Threat Intel module

Hi all,

Need one help. I tried to integrate threat intel module in 7.12 version. Post integration I am able to view dashboard for Abuse URL and Abuse malware but not getting results for MISP, Otx, alienvault..Did the required configurations also..Can someone please help

Hello @sbathla :slight_smile:

Did you manage to resolve this? Just wanted to check if its only the dashboard that is not working, do you have any data from those sources if you look in the discover page?

Hello @sbathla.

We're glad that you're giving the module a try.
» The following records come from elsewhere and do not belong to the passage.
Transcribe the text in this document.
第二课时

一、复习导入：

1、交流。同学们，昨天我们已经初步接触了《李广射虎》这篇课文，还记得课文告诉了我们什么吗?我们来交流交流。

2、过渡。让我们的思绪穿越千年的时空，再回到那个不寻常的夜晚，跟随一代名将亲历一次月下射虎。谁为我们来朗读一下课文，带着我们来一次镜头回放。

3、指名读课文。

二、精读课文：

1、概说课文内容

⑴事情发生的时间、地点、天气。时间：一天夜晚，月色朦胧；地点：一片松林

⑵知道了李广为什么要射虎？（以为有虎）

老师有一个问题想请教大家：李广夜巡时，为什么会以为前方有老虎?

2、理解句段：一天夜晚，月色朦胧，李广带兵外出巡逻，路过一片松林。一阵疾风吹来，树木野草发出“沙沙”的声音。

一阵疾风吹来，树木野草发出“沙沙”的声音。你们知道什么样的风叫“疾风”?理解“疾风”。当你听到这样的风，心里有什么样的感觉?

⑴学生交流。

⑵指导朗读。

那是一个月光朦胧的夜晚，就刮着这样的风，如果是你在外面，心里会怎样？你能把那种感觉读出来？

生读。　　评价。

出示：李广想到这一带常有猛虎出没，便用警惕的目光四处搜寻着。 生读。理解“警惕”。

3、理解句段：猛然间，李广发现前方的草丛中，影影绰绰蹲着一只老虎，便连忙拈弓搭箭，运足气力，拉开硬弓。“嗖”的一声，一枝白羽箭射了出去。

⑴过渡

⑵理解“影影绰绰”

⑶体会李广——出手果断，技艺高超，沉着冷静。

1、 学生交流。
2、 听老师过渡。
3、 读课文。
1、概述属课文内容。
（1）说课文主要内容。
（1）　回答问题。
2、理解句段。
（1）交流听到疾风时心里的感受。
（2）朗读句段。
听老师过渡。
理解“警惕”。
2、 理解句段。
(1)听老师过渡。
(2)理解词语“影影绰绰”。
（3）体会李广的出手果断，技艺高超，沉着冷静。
I think I might know what your issue with the MISP, OTX, and Anomli feeds is.

MISP
You need to have your own MISP server. MISP is a third-party, open-source, platform. You can check them out here https://www.misp-project.org/. Once you have MISP set up, you can simply update the threatintel.yml to include your server location and API key.

OTX
AlienVault Open Threat eXchange (OTX) is a cloud threat feed provided by the AlienVault team. Unlike Abuse Malware and Abuse URL, this requires an API key that you can get simply by signing up for the service over at https://otx.alienvault.com. Once you have your API key, you can enter it in threatintel.yml.

Anomali
There isn't anything that you need to sign up for with Anomali, but their API credentials are commented out by default. You can simply go into threatintel.yml and remove the # before var.username: guest and var.password: guest.

Of note, Anomali also has multiple feeds that you can subscribe to. We provided a default one, but there other others with various amounts of indicators.

To get those feeds, you can query Limo to get the feed IDs with:

curl -u guest:guest https://limo.anomali.com/api/v1/taxii2/feeds/collections/ | jq

{
  "collections": [
    {
      "can_read": true,
      "can_write": false,
      "description": "",
      "id": "107",
      "title": "Phish Tank"
    },
    {
      "can_read": true,
      "can_write": false,
      "description": "",
      "id": "135",
      "title": "Abuse.ch Ransomware IPs"
    },
    {
      "can_read": true,
      "can_write": false,
      "description": "",
      "id": "136",
      "title": "Abuse.ch Ransomware Domains"
    },
    {
      "can_read": true,
      "can_write": false,
      "description": "",
      "id": "150",
      "title": "DShield Scanning IPs"
    },
    {
      "can_read": true,
      "can_write": false,
      "description": "",
      "id": "200",
      "title": "Malware Domain List - Hotlist"
    },
    {
      "can_read": true,
      "can_write": false,
      "description": "",
      "id": "209",
      "title": "Blutmagie TOR Nodes"
    },
    {
      "can_read": true,
      "can_write": false,
      "description": "",
      "id": "31",
      "title": "Emerging Threats C&C Server"
    },
    {
      "can_read": true,
      "can_write": false,
      "description": "",
      "id": "313",
      "title": "DT COVID-19"
    },
    {
      "can_read": true,
      "can_write": false,
      "description": "",
      "id": "33",
      "title": "Lehigh Malwaredomains"
    },
    {
      "can_read": true,
      "can_write": false,
      "description": "",
      "id": "41",
      "title": "CyberCrime"
    },
    {
      "can_read": true,
      "can_write": false,
      "description": "",
      "id": "68",
      "title": "Emerging Threats - Compromised"
    }
  ]
}

Taking the ID number, you can update the URL ID to target different feeds.

Example

var.url: https://limo.anomali.com/api/v1/taxii2/feeds/collections/135/objects?match[type]=indicator

Of note, only 1 var.url can be used at a time.